Com a melhor campanha na primeira fase, quando fez o recorde de 34 pontos, 13 a mais que o alviverde, o time amarelo manteve a vantagem do empate depois do 1 x 1 no duelo de ida, no Bezerrão.
"Final é concentração e vontade. É lógico que a técnica é importante, mas o que decide agora é a motivação", receita o versátil jogador de 33 anos, ultimamente escalado mais recuado para fazer a função de segundo volante, e deixar Ferrugem mais livre para arrancar.
Rui, apelidado de Cabeção, acumula três títulos estaduais no currículo: dois mineiros, um pelo América (2001) e outro pelo Cruzeiro (2002); e um do Rio, pelo Botafogo (2006).

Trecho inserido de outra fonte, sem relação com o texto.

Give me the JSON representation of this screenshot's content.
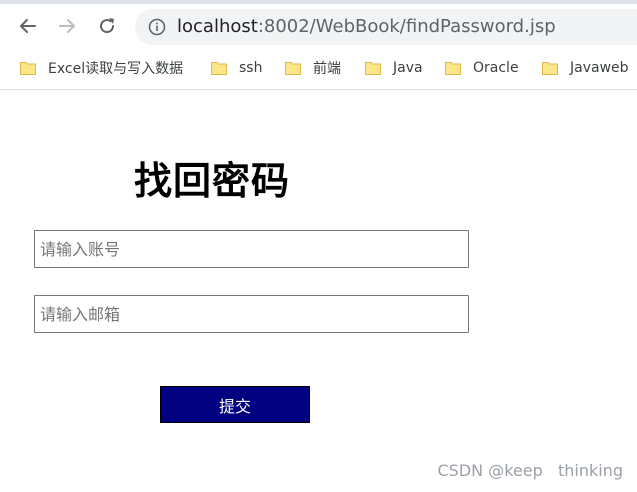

Em seu primeiro campeonato no DF, o ex-lateral direito admite que a responsabilidade de vencer é do lado amarelo mesmo com a decisão disputada em um clássico.
Ele deixa o Gama como franco-atirador, apesar dos sete anos de jejum e do recorde de 10 títulos do adversário. "Aqui em Brasília a obrigação é sempre do Brasiliense", compara o meio campista, em alusão ao maior poder de investimento.
A possibilidade permitida pelo regulamento de ser campeão com um empate graças a melhor campanha da primeira fase é deixada em segundo plano pelo jogador que começou a carreira na lateral-direita do América-MG e passou por grandes clubes, como Cruzeiro, Botafogo, Grêmio e Fluminense.
"A fórmula é não pensar em vantagem", ressaltou Rui, que prefere ver o time fazer o seu jogo normal e defender a situação privilegiada somente no fim em caso de necessidade.